Voriax saisit Valentin par le poignet et se pencha tout près. La contrariété et l’anxiété se lisaient dans ses yeux.

— Ce genre de bavardage ne fait qu’attirer la malchance. Je te demande de te taire.

— Puis-je ajouter quelque chose ?

— Je ne veux plus entendre de conjecture sur l’identité du futur Coronal.

Valentin acquiesça de la tête.

— Il ne s’agit pas de cela, mais d’une question entre frères que je me pose depuis quelque temps. Je me dis que, que tu seras Coronal mais j’aimerais savoir si tu souhaites le devenir.

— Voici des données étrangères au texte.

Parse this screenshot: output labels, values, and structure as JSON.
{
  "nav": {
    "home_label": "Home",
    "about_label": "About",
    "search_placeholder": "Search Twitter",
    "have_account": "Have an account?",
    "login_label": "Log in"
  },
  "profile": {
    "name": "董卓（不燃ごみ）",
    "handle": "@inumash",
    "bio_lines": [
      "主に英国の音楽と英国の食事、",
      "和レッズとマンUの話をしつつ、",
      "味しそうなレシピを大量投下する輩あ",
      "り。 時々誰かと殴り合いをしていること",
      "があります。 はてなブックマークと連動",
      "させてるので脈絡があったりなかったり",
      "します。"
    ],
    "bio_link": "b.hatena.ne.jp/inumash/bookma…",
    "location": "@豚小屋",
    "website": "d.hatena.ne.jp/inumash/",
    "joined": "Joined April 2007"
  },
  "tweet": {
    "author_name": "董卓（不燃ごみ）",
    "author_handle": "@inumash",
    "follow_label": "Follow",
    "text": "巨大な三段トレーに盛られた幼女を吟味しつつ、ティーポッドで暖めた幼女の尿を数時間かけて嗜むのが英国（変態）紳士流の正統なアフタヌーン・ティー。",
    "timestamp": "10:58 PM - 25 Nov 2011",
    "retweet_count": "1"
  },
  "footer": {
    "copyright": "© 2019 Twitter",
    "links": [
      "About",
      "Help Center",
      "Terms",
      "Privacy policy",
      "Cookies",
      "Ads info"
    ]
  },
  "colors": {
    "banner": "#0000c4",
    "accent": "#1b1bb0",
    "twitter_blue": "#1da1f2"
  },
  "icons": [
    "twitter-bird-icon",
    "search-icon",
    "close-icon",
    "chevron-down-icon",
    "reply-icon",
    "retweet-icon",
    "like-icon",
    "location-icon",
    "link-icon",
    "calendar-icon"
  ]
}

T’ont-ils seulement consulté ? As-tu vraiment envie d’assumer cette charge ? Réponds juste à cela, Voriax.

Après un long silence Voriax répondit :

— C’est une charge que personne n’ose refuser.

— Mais le veux-tu ?

— Si le destin me désigne, devrai-je m’y soustraire ?

— Tu ne me réponds pas. Regarde-nous en ce moment : nous sommes jeunes, bien portants, heureux et libres. Si l’on excepte nos responsabilités à la cour qui sont loin d’être écrasantes, nous pouvons agir comme bon nous semble, aller partout où il nous plaît, un voyage à Zimroel, un pèlerinage à l’Ile, un séjour dans les Marches de Khyntor, tout ce que nous voulons, partout où nous voulons. Abandonner tout cela pour le plaisir de porter la couronne à la constellation, de signer d’innombrables décrets et de faire de Grands Périples avec tous ces discours, et devoir vivre un beau jour au fond du Labyrinthe… pourquoi, Voriax ? Pourquoi voudrait-on cela ? Le veux-tu vraiment, toi ?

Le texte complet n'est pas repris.